On Wed, 2004-08-11 at 03:27 -0400, Tom Metro wrote:
http://dovecot.org/doc/auth.txt says:
Authentication is split into three parts: authentication mechanism, password database and user database.
Which is good, except it never defines what "authentication mechanism" really means, and how it is distinct from how the password is stored.
How about:
http://wiki.dovecot.org/moin.cgi/Authentication
Space separated list of wanted authentication mechanisms:
plain digest-md5 anonymous
All IMAP/POP3 clients support plain-authentication. Digest-MD5 is more
secure, but it's not widely supported by clients. Note that by default
plaintext authentication is disabled unless SSL is used - see
disable_plaintext_auth setting.
auth_mechanisms = plain
Here too, I think it would be useful to define "authentication mechanisms", but you should probably first provide a better definition for "Authentication processes." Though the term "process" makes me think that we're talking about an executable. But I guess it is defining the behavior of a child process - right?
Yes. Although it's also in a separate executable, but there can be multiple processes.
Perhaps:
Authentication processes
An Authentication process is a child process used by Dovecot that
handles the authentication steps.
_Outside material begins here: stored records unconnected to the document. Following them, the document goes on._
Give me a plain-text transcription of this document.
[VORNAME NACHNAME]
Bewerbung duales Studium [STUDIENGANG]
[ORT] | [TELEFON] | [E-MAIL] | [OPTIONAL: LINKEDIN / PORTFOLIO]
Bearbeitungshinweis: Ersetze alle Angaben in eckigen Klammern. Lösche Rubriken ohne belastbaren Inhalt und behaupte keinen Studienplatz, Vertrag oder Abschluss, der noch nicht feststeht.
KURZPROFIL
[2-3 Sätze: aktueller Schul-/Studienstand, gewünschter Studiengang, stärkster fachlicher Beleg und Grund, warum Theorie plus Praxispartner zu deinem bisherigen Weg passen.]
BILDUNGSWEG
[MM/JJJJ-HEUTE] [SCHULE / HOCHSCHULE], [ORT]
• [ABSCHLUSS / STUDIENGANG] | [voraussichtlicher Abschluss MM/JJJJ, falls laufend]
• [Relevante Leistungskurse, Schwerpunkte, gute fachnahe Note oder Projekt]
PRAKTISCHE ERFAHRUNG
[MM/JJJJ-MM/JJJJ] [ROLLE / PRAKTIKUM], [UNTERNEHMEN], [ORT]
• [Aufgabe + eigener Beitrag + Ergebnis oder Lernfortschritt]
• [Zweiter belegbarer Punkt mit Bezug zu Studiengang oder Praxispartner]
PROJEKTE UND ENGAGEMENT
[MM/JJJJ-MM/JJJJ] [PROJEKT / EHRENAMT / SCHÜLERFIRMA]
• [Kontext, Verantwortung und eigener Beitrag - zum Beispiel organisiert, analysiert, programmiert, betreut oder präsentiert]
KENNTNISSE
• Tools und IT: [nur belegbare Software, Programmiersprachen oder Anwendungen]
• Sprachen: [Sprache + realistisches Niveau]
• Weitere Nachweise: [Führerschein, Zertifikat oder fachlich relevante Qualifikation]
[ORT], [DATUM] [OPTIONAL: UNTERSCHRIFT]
The steps cover an authentication
mechanism (auth_mechanisms, how the client authenticates in the IMAP
protocol), which password database should be queried (auth_passdb),
and which user database should be queried (auth_userdb, to obtain
UID, GID, and location of the user's mailbox/home directory).
You can have multiple processes, though a typical configuration will
have only one. Each time "auth = xx" is seen, a new process
definition is started. The point of multiple processes is to be able
to set stricter permissions. (See auth_user below.)
Just remember that only one Authentication process is asked for the
password, so you can't have different passwords accessible through
different process definitions (unless they have different
auth_mechanisms, and you're ok with having different password for
each mechanisms).
Looks good. I'll use that, except use IMAP/POP3 there.
(What is the order in which Authentication processes are chosen, if say, you have multiple defined for the 'plain' auth_mechanisms? Or is that considered a configuration error?
The order is unspecified. Dovecot will just chose one of them. With 0.99 multiple auth processes is quite pointless really. 1.0-tests support fallbacking to next process if first one fails.
That's also why I haven't really bothered to update 0.99's documentation. It makes less sense and once 1.0 is finished it has to be changed anyway. In Wiki I started to write about 1.0 already though..
Specifies how the client authenticates in the IMAP protocol.
..
Also looks good.
cram-md5 as the communication is already encrypted. Note that by
default plain text authentication is disabled unless SSL is used -
see disable_plaintext_auth setting.
auth_mechanisms = plain
(I thought by default disable_plaintext_auth=no. Has that changed?
Right, it's no in 0.99. I've changed it to yes in 1.0-tests.
My assertion, "the password can be encrypted by Dovecot to match any of the encryption schemes used in password databases," may not be accurate. Your comments seem to imply that Dovecot won't translate a plain password to a digest-md5 storage scheme (perhaps also cram-md5), though it seems this should be possible.)
It's possible. I added "(or be in plaintext)" there.